Despite these small efforts towards raising awareness of our power as global or local citizens, I have heard numerous people openly express their acceptance of their perceived powerlessness in the situation. Unfortunately, the struggles here seem to accumulate at least as fast as any efforts to relieve the suffering. Guatemala is a country with extremely low levels of education, literacy and health. Guatemala has the highest level of malnutrition in Latin America, and the fourth highest in the entire world. Healthcare is unattainable to many people due to many elements of access, and almost no one receives adequate primary care by the standards expected in the United States.
As an international volunteer working in a clinic in Guatemala, I do my best to pay attention to how my actions affect my environment. Naturally, I want my work here to be effective, and to help elicit positive change. I have heard my Guatemalan peers express strong support for the work being done by NGOs in Guatemala. This kind of acceptance of foreign aid is a good sign in a place where people are somewhat quick to resign themselves to a bad situation out of habit.
Although it may be easy to imagine that my job here is to work in the clinic and see patients as needed, I believe that I should be doing much more. It is my personal belief that people should use all of their available resources (knowledge, skills, etc.) for the greater good. My motivation for getting into the medical field was to be able to have concrete skills to offer and to be an effective agent of change. What makes apathy so dangerous is that it undermines the ambition and knowledge people could embrace to achieve change for the better.
A famous medical doctor known not only for his contributions to physiology, but also for his foundation of the idea of social medicine, Rudolf Vichrow, has been quoted as having said: Medicine is a social science, and politics is nothing else but medicine on a large scale. Medicine, as a social science, as the science of human beings, has the obligation to point out problems and to attempt their theoretical solution: the politician, the practical anthropologist, must find the means for their actual solution.... The physicians are the natural attorneys of the poor, and social problems fall to a large extent within their jurisdiction.
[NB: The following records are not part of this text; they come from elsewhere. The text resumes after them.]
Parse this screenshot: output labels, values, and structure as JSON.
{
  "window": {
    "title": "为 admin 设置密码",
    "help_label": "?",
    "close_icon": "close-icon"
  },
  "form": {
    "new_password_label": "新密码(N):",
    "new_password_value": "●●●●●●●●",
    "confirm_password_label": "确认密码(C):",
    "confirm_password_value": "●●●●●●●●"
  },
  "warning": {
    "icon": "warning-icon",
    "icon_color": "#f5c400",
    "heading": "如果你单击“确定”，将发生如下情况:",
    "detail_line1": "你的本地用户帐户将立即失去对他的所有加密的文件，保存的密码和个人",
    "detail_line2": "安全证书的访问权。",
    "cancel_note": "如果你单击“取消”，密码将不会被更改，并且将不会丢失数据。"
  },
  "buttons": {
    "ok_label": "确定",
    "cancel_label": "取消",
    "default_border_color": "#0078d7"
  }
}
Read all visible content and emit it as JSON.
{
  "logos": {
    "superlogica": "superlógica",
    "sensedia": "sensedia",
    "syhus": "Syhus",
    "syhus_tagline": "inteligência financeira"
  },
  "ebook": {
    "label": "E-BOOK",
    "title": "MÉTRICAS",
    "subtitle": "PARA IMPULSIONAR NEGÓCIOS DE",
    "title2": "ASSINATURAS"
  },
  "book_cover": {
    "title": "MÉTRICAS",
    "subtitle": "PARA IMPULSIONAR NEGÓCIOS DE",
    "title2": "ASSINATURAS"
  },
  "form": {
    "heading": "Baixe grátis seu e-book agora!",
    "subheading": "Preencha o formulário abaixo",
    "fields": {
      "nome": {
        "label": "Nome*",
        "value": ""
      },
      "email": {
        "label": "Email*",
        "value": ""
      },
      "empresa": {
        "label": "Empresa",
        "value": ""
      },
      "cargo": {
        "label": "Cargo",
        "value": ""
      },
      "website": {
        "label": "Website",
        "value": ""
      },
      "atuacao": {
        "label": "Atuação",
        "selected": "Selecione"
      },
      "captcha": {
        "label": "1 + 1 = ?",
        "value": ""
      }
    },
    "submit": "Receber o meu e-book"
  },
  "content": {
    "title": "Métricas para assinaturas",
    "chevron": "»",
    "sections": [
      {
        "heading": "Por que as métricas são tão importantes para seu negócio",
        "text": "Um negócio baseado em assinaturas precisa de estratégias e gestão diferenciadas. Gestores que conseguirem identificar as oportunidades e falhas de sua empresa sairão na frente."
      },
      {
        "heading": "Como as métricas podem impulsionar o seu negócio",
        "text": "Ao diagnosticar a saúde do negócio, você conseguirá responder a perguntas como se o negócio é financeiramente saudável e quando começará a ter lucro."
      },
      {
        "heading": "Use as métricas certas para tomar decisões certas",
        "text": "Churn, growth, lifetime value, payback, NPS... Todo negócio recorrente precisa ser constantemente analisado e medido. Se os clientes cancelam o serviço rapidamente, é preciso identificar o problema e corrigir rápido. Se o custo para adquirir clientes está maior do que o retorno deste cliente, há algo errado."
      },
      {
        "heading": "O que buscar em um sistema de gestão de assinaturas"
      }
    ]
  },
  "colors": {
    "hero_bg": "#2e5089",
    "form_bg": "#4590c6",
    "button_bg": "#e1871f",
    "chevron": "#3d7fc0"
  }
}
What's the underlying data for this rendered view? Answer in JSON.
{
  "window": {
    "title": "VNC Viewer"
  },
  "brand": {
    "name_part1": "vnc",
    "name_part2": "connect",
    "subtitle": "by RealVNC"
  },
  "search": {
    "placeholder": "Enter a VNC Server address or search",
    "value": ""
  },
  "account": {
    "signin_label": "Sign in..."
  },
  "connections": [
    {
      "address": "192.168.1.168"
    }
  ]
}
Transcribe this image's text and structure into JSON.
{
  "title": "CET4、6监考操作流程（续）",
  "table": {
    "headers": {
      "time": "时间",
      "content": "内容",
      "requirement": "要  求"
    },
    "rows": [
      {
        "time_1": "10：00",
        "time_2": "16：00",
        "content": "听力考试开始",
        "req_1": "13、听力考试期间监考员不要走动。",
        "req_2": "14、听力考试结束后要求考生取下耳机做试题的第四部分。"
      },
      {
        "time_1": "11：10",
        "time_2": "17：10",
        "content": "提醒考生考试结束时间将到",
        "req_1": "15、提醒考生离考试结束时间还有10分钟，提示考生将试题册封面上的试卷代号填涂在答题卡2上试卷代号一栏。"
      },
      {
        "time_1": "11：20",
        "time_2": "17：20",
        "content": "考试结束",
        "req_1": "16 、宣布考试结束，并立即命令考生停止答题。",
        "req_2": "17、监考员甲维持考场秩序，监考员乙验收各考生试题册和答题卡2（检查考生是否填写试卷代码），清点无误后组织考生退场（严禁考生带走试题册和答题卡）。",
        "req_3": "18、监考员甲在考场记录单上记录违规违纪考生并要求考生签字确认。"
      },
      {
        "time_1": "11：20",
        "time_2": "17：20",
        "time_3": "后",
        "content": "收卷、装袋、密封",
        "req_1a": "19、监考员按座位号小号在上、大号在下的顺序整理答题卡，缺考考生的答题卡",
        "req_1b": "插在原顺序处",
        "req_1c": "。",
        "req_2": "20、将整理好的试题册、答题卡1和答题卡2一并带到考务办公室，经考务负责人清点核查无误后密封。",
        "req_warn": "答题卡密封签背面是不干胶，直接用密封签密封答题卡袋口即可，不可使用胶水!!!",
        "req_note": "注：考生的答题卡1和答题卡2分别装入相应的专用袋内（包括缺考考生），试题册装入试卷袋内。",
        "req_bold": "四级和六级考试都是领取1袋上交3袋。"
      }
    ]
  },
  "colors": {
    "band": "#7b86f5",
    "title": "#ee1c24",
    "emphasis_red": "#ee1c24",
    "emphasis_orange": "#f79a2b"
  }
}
Although this statement was made over a century ago, the sentiment resonates with me and how I view my role and obligation in alleviating the cycle of poverty and its associated suffering. I interpret Vichrow's use of the word physician as being applicable to all medical professionals. Through our education and training we are given the tools to help people, and practice our science of "human beings," not only as a means to earn an income, but also to do justice to the science itself. If apathy gets the best of us, and we are unable to motivate ourselves to use the resources within ourselves, we cannot fulfill our duty and lives are left unimproved.
By using whatever resources we have access to, and working with the underprivileged, and advocating for their needs, we can indeed establish positive change in the global community. By recognizing this, we can begin to tackle some of the major obstacles, including the epidemic of apathy. Through the use of educational programs, casual conversations, passionate debate and positive examples of successful NGOs, we can appeal to the sense of hope within people and take our first steps towards achieving these goals.
As medical professionals, one of our most important resources is our understanding of the human body and the body's interaction with the surrounding environment and I feel we have an obligation to work with our patients in the clinic, but also advocate for the rights in the larger community. These skills and advocacy are our personal resources for establishing positive change, and that is what the medical profession is all about. The support of Hope Through Healing Hands, sending people and resources out into the world as well as instituting change can be an essential catalyst in alleviating some of the healthcare and social discrepancies globally and specifically in Guatemala.